Hijos viajeros

Este verano, como los anteriores, comienza de verdad cuando los hijos se van. Llevan días preparando sus maletas. Echan lo humano y lo divino: juguetes estrambóticos y el chocolate del desayuno, el último libro que le regalaron, la sombrilla de flores, –porque seguro llueve–, la cadenita de oro, la irrenunciable almohadita de dormir…

Se despiden de todos, pero sin nostalgias. Es el único viaje que no lleva hacia la nada. Agarran su equipaje con una resolución envidiable. Lo hacen rodar como Lamborghinis por las lozas pulidas de la sala de estar. Suben y bajan las escaleras eléctricas mientras la madre se come las uñas. Al rato piden un jugo y galleticas.

Cuando llega la hora el padre le encaja la gorra, y la madre le asegura las hebillas en el pelo. No pueden evitar el “pórtate bien, hazle caso a tu…”. Una descafeinada aeromoza los recibe con un afecto excesivamente ornamentado que es, en resumen, fatuo y falso. Pero ellos son grandes y saben lo que hacen. Nada les pasará: son los hijos viajeros, que no le temen a los aviones y saben cómo ir solos al baño, y volverse a poner el cinturón.

Los aviones son sus alas, su ámbito de libertad. Cada verano vuelven otra vez a emprender una ruta que los lleva hacia todos los excesos que cotidianamente añoran: jugar en la calle, ensuciarse los pies, comer con mucha grasa, quemarse con el sol, ver televisión durante horas, armar pandillas, dar alguna perreta, dormir en la cama grande, irse para lo hondo. El estado perfecto de la felicidad.

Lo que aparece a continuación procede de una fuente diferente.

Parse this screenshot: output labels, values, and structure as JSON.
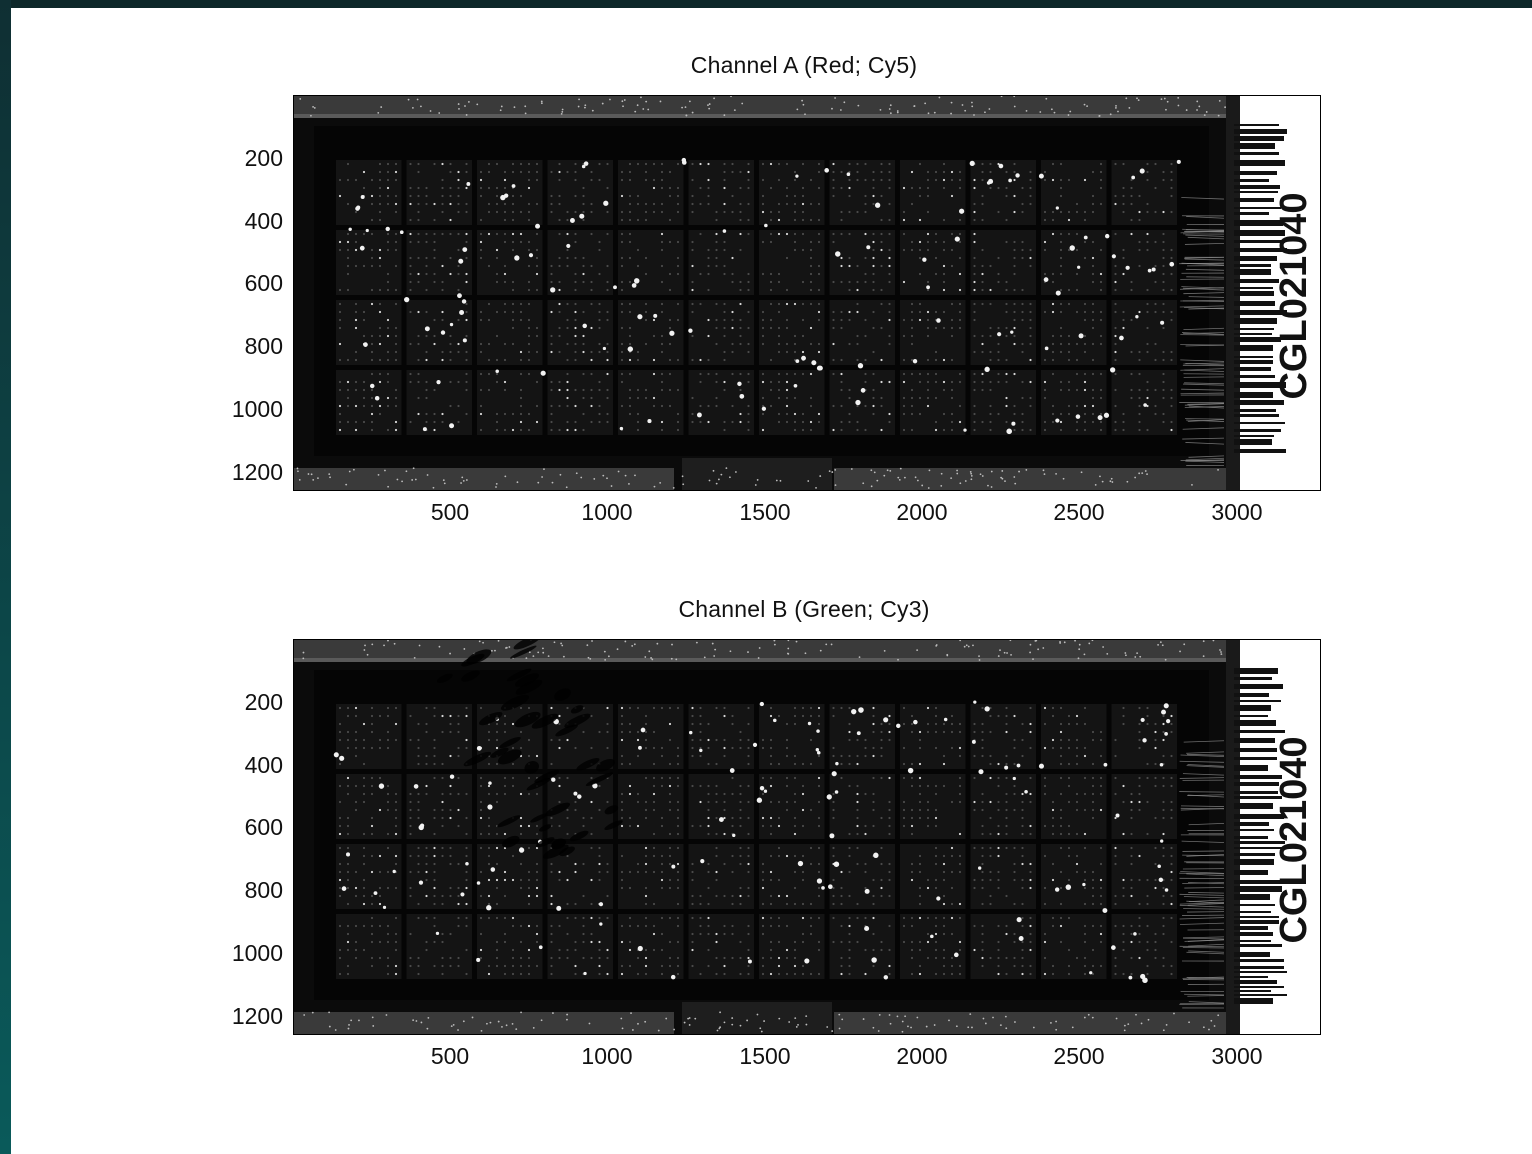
{
  "panels": [
    {
      "title": "Channel A (Red; Cy5)",
      "barcode_text": "CGL021040",
      "y_ticks": [
        "200",
        "400",
        "600",
        "800",
        "1000",
        "1200"
      ],
      "x_ticks": [
        "500",
        "1000",
        "1500",
        "2000",
        "2500",
        "3000"
      ]
    },
    {
      "title": "Channel B (Green; Cy3)",
      "barcode_text": "CGL021040",
      "y_ticks": [
        "200",
        "400",
        "600",
        "800",
        "1000",
        "1200"
      ],
      "x_ticks": [
        "500",
        "1000",
        "1500",
        "2000",
        "2500",
        "3000"
      ]
    }
  ],
  "colors": {
    "background": "#ffffff",
    "image": "#0a0a0a",
    "frame": "#0b2f33"
  }
}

Estos hijos regresan buscando adrenalina y un cariño fuera de toda duda. Un cariño malcriador, absoluto, que quiere remediar, en solo un mes, el vacío: abuelos, tíos y primos, todos los años, repiten el ciclo. Reciben a sus muchachos, los hijos de sus hijos ausentes, los hijos de sus hermanos idos, las golondrinas que muchas familias en Cuba acogen con una alegría especial, porque ellos son los lazos, la certidumbre de que aún siguen siendo una familia.

En pocas semanas los niños viajeros ratifican este vínculo indómito que está arraigado profundamente en lo que somos los cubanos. Con sus poquitos años, esto hacen ellos por la Patria.

Vienen los niños desde todas partes. En Cuba se completan. Harán amigos de todos los colores, compararán lo que aprendieron en la escuela, compartirán los modos de burlarse, aquí y allá, de la maestra, terminarán intercambiando voces y entonaciones.

En pocos años los aeropuertos cubanos, también, cada vez más, despedirán a estos hijos viajeros en pos de tíos y primos y hasta de abuelos asentados en otros lejanos países. Las nuevas normas migratorias cubanas ya lo permiten. Irán a pasar su mes de conquista y aprenderán que el mundo es redondito y que la familia es un universo.